Scoring objective: classical_demerits + alpha * river_severity. Classical demerits come from the line breaker. River severity currently comes from the geometry detector, not from a live U-Net call.

  • Candidate generation: variants include classical, light, current, firm, aggressive, and deeper-lookback settings so the comparison stays fast and understandable.
  • Delta-focused UI: the demo shows baseline and optimized layouts side by side, with changed lines flagged so the user can inspect what the detector actually influenced.
  • Why a surrogate: running six live U-Net forward passes per rerank would make the browser interaction sluggish. The geometry surrogate is cheap and aligned with the same river-chain structures used for weak-label training.
  • Migration path: the scoring function is isolated so future work can replace the surrogate with a rasterize-and-run-ONNX path without redesigning the UI.

What This Project Shows

Riverbreak is the project on my portfolio that best shows how I connect product demos, algorithms, and ML evaluation without treating any one layer as the whole system.

Algorithmic systems

The line-breaking simulator, beam search, layout demerits, and candidate reranking show comfort working with algorithmic product behavior, not only UI presentation.

Applied ML judgment

The model is scoped to a concrete inspection task, measured against hand-labeled data, and documented with caveats instead of oversized claims.

Browser delivery

ONNX export, lazy runtime loading, canvas rasterization, and local overlays turn the model into something a user can actually try in a browser.

Research hygiene

The repo separates tracked evidence from regenerable artifacts, documents benchmark limits, and keeps lightweight verification checks for published files.

Limitations and Next Work

The project is intentionally transparent about what is done and what still needs work. That matters because typography quality is subjective, and the current benchmark is small.

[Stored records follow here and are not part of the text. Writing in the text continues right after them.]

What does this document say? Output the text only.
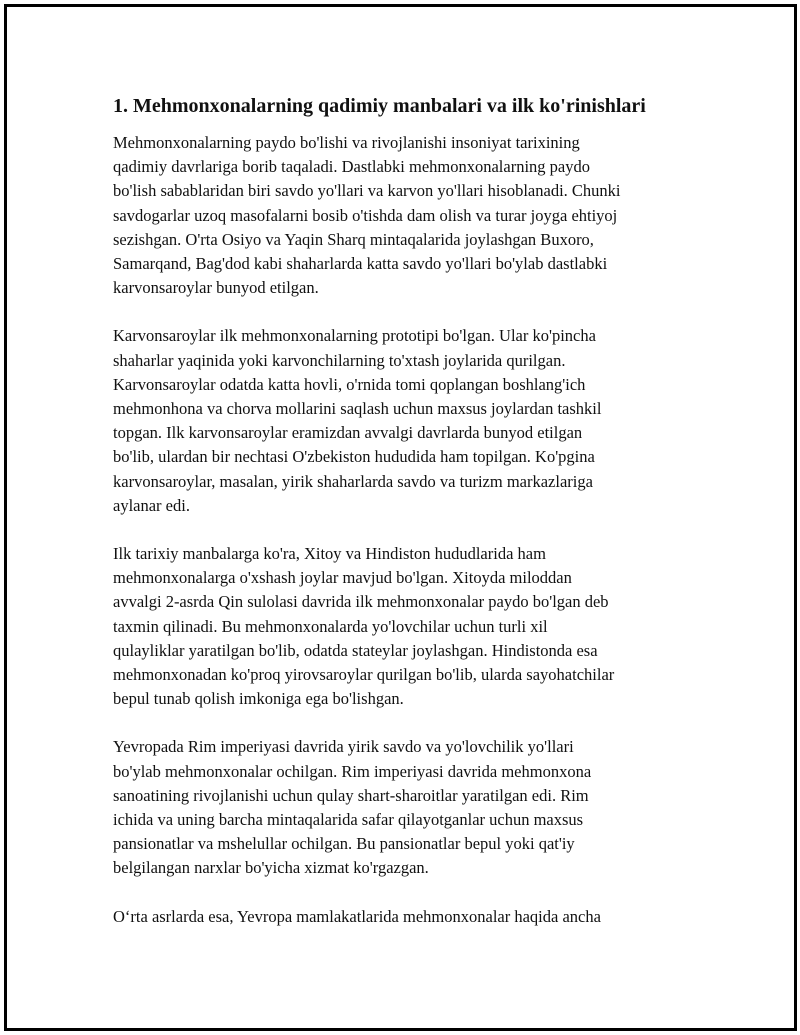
1. Mehmonxonalarning qadimiy manbalari va ilk ko'rinishlari
Mehmonxonalarning paydo bo'lishi va rivojlanishi insoniyat tarixining
qadimiy davrlariga borib taqaladi. Dastlabki mehmonxonalarning paydo
bo'lish sabablaridan biri savdo yo'llari va karvon yo'llari hisoblanadi. Chunki
savdogarlar uzoq masofalarni bosib o'tishda dam olish va turar joyga ehtiyoj
sezishgan. O'rta Osiyo va Yaqin Sharq mintaqalarida joylashgan Buxoro,
Samarqand, Bag'dod kabi shaharlarda katta savdo yo'llari bo'ylab dastlabki
karvonsaroylar bunyod etilgan.
Karvonsaroylar ilk mehmonxonalarning prototipi bo'lgan. Ular ko'pincha
shaharlar yaqinida yoki karvonchilarning to'xtash joylarida qurilgan.
Karvonsaroylar odatda katta hovli, o'rnida tomi qoplangan boshlang'ich
mehmonhona va chorva mollarini saqlash uchun maxsus joylardan tashkil
topgan. Ilk karvonsaroylar eramizdan avvalgi davrlarda bunyod etilgan
bo'lib, ulardan bir nechtasi O'zbekiston hududida ham topilgan. Ko'pgina
karvonsaroylar, masalan, yirik shaharlarda savdo va turizm markazlariga
aylanar edi.
Ilk tarixiy manbalarga ko'ra, Xitoy va Hindiston hududlarida ham
mehmonxonalarga o'xshash joylar mavjud bo'lgan. Xitoyda miloddan
avvalgi 2-asrda Qin sulolasi davrida ilk mehmonxonalar paydo bo'lgan deb
taxmin qilinadi. Bu mehmonxonalarda yo'lovchilar uchun turli xil
qulayliklar yaratilgan bo'lib, odatda stateylar joylashgan. Hindistonda esa
mehmonxonadan ko'proq yirovsaroylar qurilgan bo'lib, ularda sayohatchilar
bepul tunab qolish imkoniga ega bo'lishgan.
Yevropada Rim imperiyasi davrida yirik savdo va yo'lovchilik yo'llari
bo'ylab mehmonxonalar ochilgan. Rim imperiyasi davrida mehmonxona
sanoatining rivojlanishi uchun qulay shart-sharoitlar yaratilgan edi. Rim
ichida va uning barcha mintaqalarida safar qilayotganlar uchun maxsus
pansionatlar va mshelullar ochilgan. Bu pansionatlar bepul yoki qat'iy
belgilangan narxlar bo'yicha xizmat ko'rgazgan.
O‘rta asrlarda esa, Yevropa mamlakatlarida mehmonxonalar haqida ancha
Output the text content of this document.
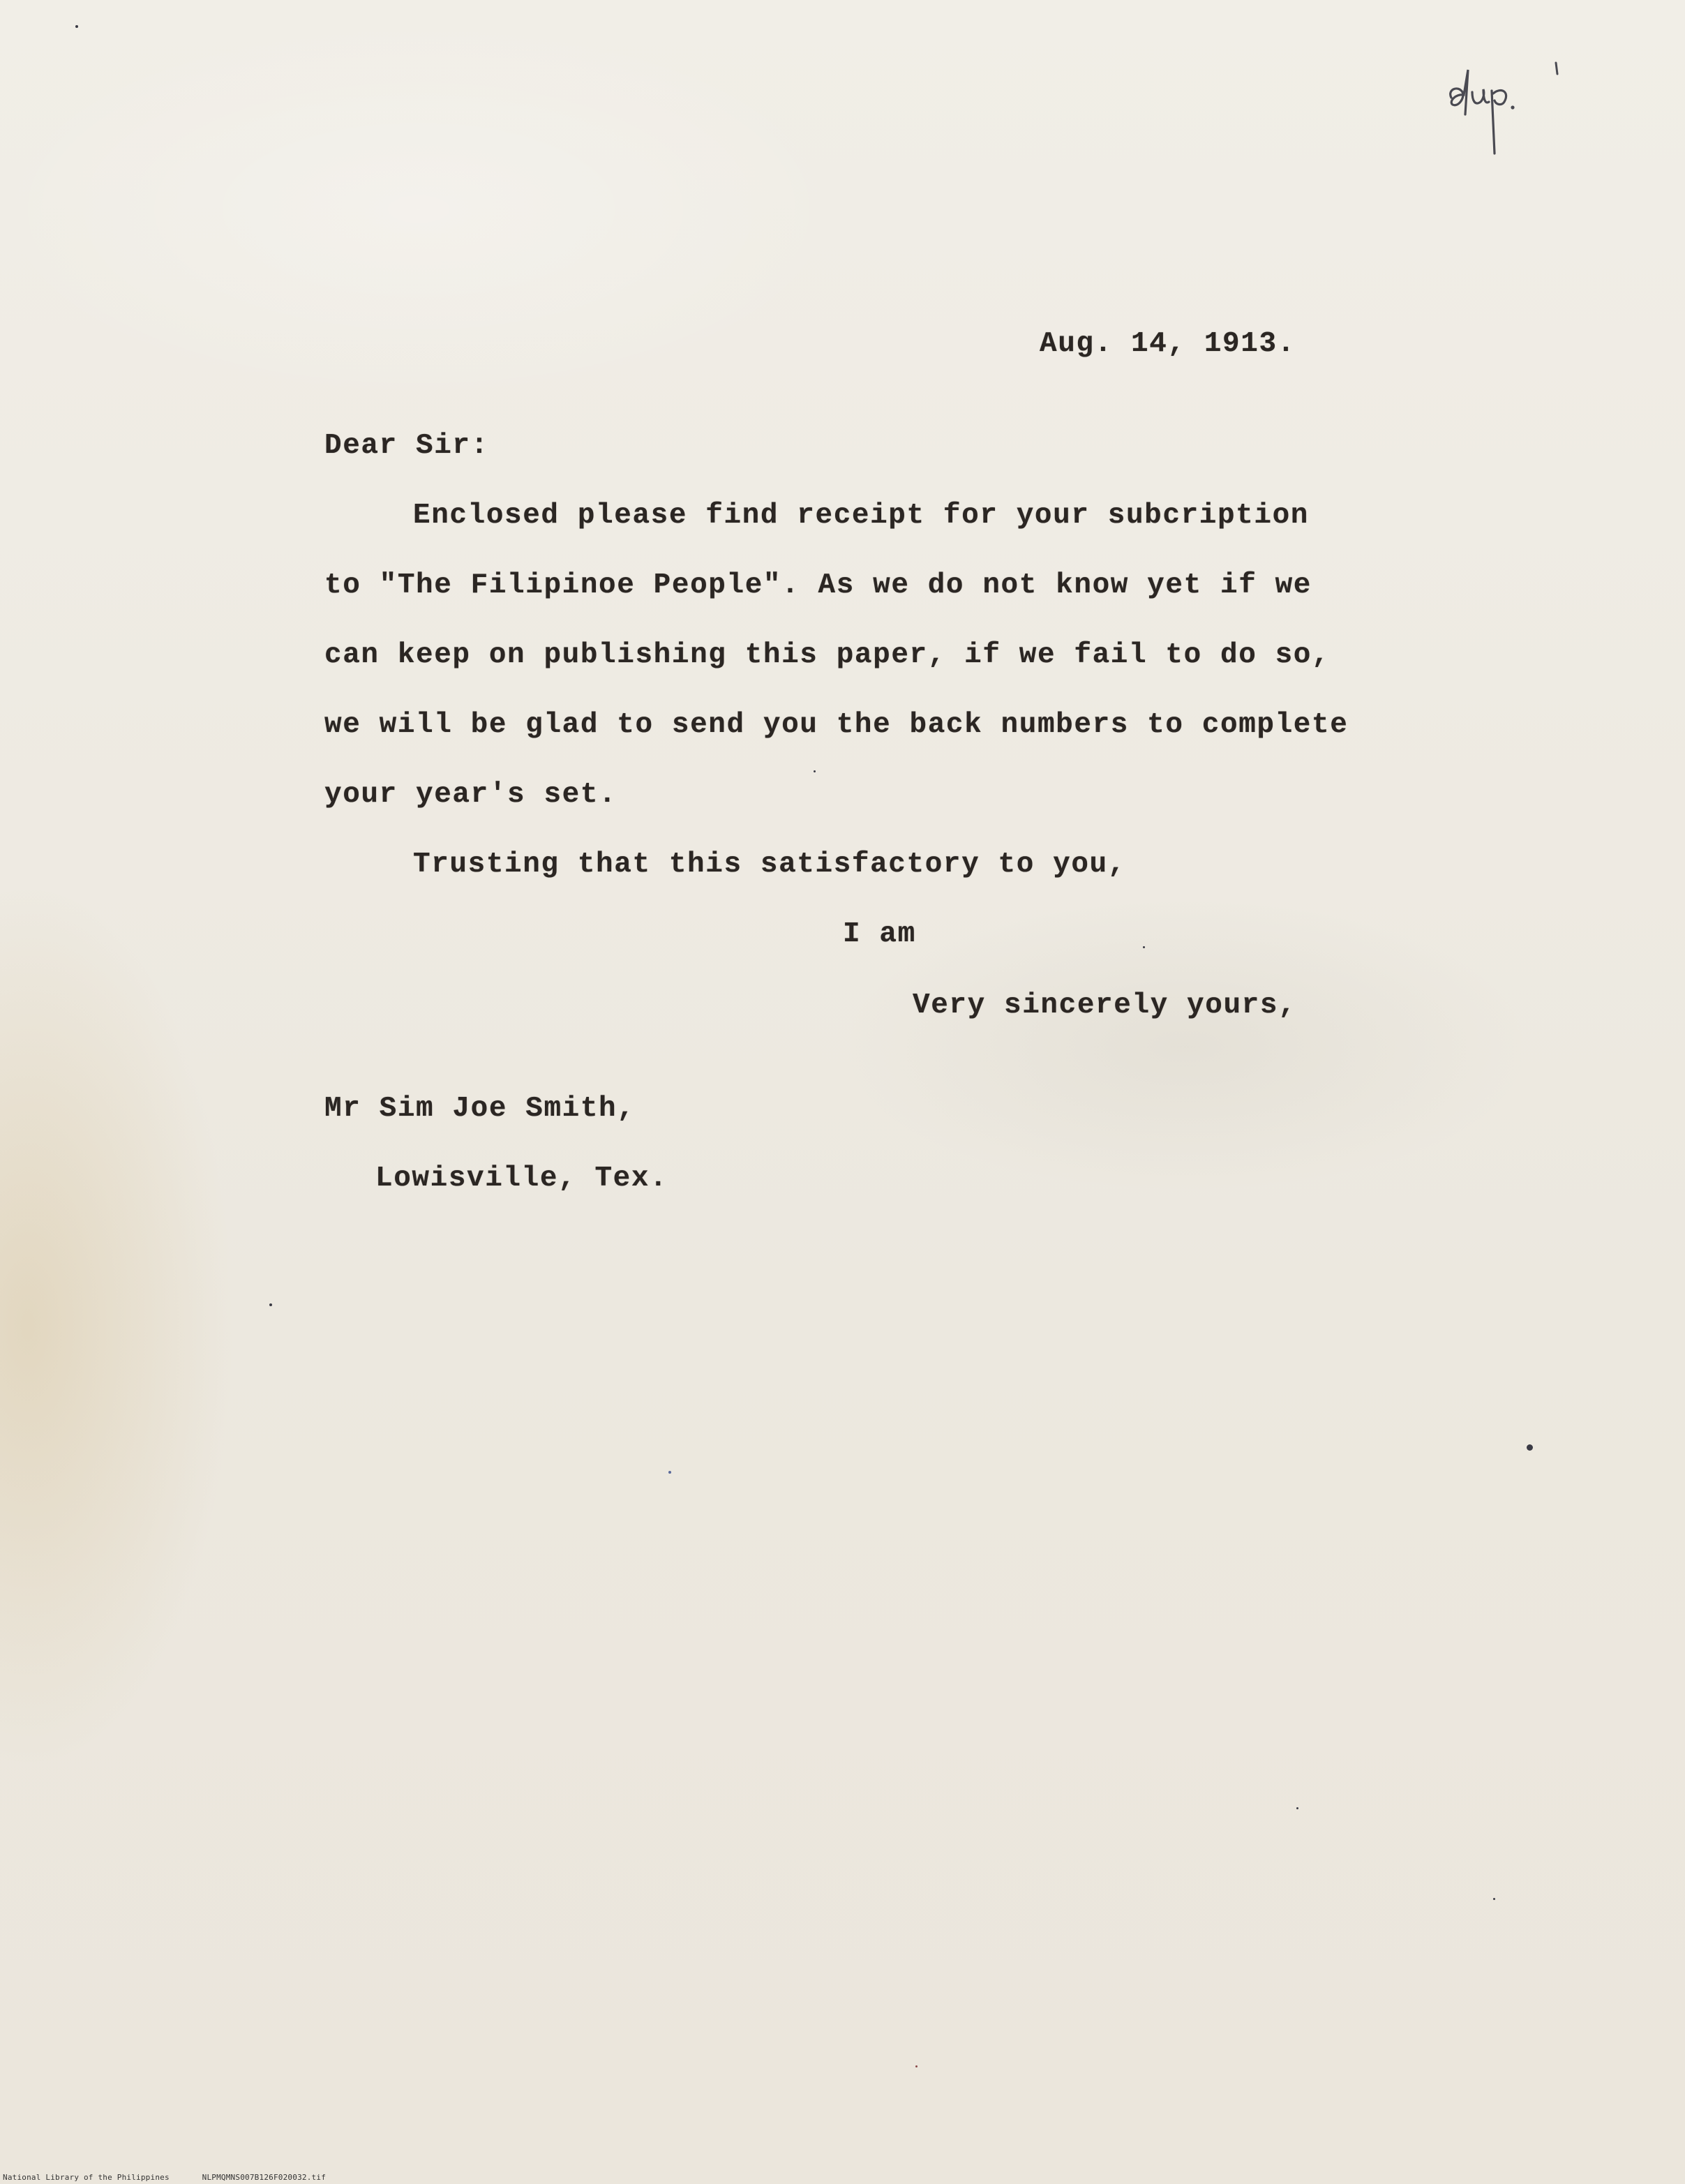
Aug. 14, 1913.
Dear Sir:
Enclosed please find receipt for your subcription
to "The Filipinoe People". As we do not know yet if we
can keep on publishing this paper, if we fail to do so,
we will be glad to send you the back numbers to complete
your year's set.
Trusting that this satisfactory to you,
I am
Very sincerely yours,
Mr Sim Joe Smith,
Lowisville, Tex.
National Library of the Philippines	NLPMQMNS007B126F020032.tif
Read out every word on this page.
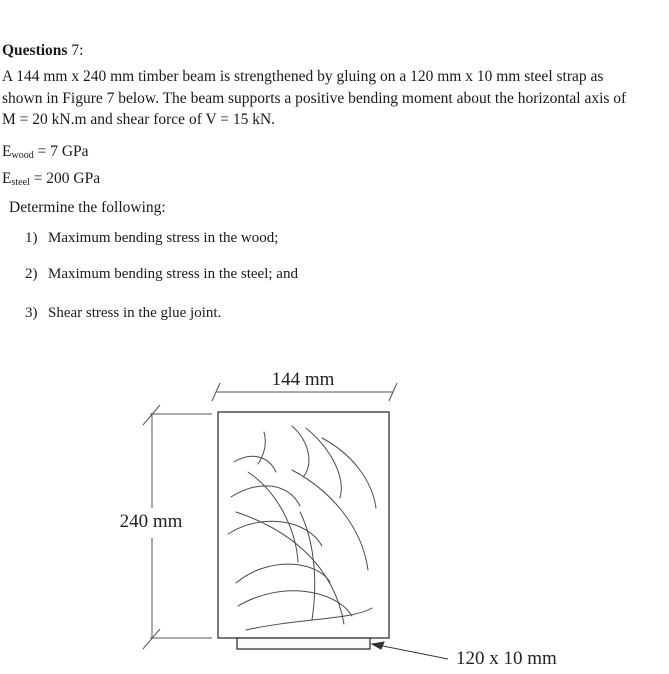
Questions 7:
A 144 mm x 240 mm timber beam is strengthened by gluing on a 120 mm x 10 mm steel strap as shown in Figure 7 below. The beam supports a positive bending moment about the horizontal axis of M = 20 kN.m and shear force of V = 15 kN.
$E_{wood} = 7$ GPa
$E_{steel} = 200$ GPa
Determine the following:
1) Maximum bending stress in the wood;
2) Maximum bending stress in the steel; and
3) Shear stress in the glue joint.
144 mm
240 mm
120 x 10 mm
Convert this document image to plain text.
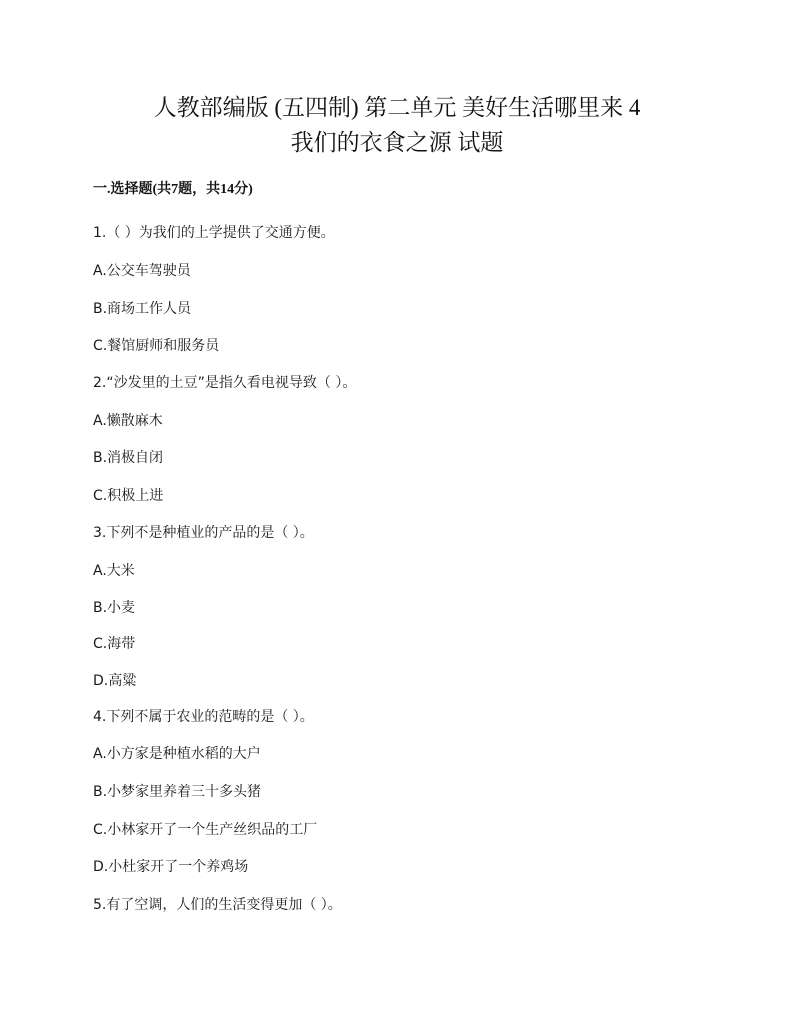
人教部编版 (五四制) 第二单元 美好生活哪里来 4
我们的衣食之源 试题
一.选择题(共7题，共14分)
1.（ ）为我们的上学提供了交通方便。
A.公交车驾驶员
B.商场工作人员
C.餐馆厨师和服务员
2.“沙发里的土豆”是指久看电视导致（ ）。
A.懒散麻木
B.消极自闭
C.积极上进
3.下列不是种植业的产品的是（ ）。
A.大米
B.小麦
C.海带
D.高粱
4.下列不属于农业的范畴的是（ ）。
A.小方家是种植水稻的大户
B.小梦家里养着三十多头猪
C.小林家开了一个生产丝织品的工厂
D.小杜家开了一个养鸡场
5.有了空调，人们的生活变得更加（ ）。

  • Expand annotation: increase the hand-labeled validation and test sets before treating the metrics as strong statistical evidence.
  • Quantize the browser model: reduce the roughly 30 MB ONNX payload so live neural inference feels less expensive on first use.
  • Use neural scoring in reranking: replace the geometry surrogate with live model probability mass once performance is good enough for multiple candidates.
  • Broaden typography coverage: evaluate more fonts, widths, paragraph lengths, and browser rendering differences so the detector is less tied to the synthetic training distribution.